MIGLIOR RAPPORTO QUALITA’/PREZZO Svetta il Petit Verdot di Casale del Giglio (loc. Le Ferriere, Latina, www.casaledelgiglio.it), l’azienda agricola della  famiglia Santarelli, che produce circa 1,2 milioni di bottiglie l’anno. L’enologo Paolo Tiefenthaler utilizza l’uva Petit Verdot in misura diversa nei vini di vertice Mater Matuta (un Syrah, in prevalenza, 15% di PV) e Madre Selva (Cabernet
Sauvignon 40%, 30% PV, 30% Merlot).
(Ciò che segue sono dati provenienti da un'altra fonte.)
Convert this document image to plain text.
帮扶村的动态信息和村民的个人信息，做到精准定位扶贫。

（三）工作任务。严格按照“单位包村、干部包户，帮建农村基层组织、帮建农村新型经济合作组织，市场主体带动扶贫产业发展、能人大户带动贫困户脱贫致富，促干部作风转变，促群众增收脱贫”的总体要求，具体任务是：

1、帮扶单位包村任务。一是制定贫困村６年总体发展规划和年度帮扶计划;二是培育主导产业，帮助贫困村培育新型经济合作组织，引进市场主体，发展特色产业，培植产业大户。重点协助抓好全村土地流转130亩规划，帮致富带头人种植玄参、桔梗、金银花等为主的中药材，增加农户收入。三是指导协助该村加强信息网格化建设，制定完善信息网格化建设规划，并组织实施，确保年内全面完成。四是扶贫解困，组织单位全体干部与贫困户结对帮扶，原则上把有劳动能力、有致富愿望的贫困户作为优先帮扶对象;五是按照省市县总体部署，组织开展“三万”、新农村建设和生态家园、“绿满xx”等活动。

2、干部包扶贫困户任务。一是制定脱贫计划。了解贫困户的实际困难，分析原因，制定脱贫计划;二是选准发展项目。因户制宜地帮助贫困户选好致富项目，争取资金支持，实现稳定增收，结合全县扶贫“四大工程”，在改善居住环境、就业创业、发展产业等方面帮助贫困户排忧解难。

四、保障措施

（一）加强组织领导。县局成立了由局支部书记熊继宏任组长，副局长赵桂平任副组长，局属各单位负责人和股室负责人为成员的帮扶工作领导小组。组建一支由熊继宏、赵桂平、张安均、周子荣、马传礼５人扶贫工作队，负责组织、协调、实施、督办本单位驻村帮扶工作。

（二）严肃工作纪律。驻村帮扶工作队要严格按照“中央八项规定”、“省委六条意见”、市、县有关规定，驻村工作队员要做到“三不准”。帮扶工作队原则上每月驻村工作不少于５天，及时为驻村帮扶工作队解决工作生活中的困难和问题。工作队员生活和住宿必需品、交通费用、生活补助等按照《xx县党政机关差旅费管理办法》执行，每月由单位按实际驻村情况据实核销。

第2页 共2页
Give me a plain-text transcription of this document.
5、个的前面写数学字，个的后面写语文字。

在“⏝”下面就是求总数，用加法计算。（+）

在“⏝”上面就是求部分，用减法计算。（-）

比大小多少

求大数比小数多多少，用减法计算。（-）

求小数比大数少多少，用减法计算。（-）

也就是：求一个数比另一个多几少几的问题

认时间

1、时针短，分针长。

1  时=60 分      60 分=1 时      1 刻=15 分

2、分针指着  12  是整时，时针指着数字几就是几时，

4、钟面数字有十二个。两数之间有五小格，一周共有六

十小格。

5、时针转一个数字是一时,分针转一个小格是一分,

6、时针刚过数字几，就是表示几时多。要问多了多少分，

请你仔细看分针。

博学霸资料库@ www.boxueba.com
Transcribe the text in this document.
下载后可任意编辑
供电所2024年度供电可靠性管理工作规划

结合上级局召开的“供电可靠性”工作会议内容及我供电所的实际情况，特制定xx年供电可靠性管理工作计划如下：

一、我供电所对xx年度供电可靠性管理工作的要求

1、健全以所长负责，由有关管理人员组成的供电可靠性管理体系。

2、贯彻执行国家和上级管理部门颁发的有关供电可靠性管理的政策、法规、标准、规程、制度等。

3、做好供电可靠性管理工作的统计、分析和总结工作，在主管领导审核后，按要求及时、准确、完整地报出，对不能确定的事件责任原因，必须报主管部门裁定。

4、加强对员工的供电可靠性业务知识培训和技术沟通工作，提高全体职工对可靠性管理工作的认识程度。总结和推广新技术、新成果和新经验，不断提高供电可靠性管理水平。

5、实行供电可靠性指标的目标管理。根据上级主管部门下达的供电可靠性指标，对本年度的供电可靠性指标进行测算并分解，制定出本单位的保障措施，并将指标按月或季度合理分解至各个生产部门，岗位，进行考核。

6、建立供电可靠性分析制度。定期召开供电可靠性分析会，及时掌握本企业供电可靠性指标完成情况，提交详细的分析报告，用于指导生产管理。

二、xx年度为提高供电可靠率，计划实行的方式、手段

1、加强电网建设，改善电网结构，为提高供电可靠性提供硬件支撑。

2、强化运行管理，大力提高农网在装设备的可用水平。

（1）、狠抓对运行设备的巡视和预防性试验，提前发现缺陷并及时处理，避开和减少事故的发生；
Il Petit Verdot 2013 in purezza non raggiunge le vette di complessità e profondità del Campo alla Sughera, ma è fruttato, polposo, con un suo velluto particolare e sentori che spaziano dalla ciliegia al ginepro, fino al pepe bianco (ricorda, per certi versi, un vino piemontese poco noto come la Pelaverga di Verduno). Vinificazione realizzata sia con cappello sommerso sia con follature per ottenere tannini più dolci e colore più intenso. Viene effettuato il cosiddetto délestage, una tecnica che prevede la svinatura parziale del mosto ancora in fermentazione per riossigenare il futuro vino e disperdere la vinaccia omogeneamente: si accentua così la cessione degli antociani, che danno il colore rosso e dei polifenoli. Prezzo: 10 € la bottiglia.
IL PREZZO STRACCIATO Se si dovesse badare solo al costo, però, il Lazio Igt Petit Verdot 2013 della Cantina Sociale di Monte Porzio Catone (www.cantinasocialempc.com) sarebbe imbattibile: 3,98 € la bottiglia sugli scaffali del supermercato Esselunga, spesso in offerta addirittura a 2,38 € (-40%). Dire che questo vino sia imbevibile, sarebbe eccessivo; certo, confrontato con quello di Casale del Giglio (che sviluppa 13,5° di alcol contro i suoi 12,5°) risulta “moscio”, un po’ scombinato, senz’anima.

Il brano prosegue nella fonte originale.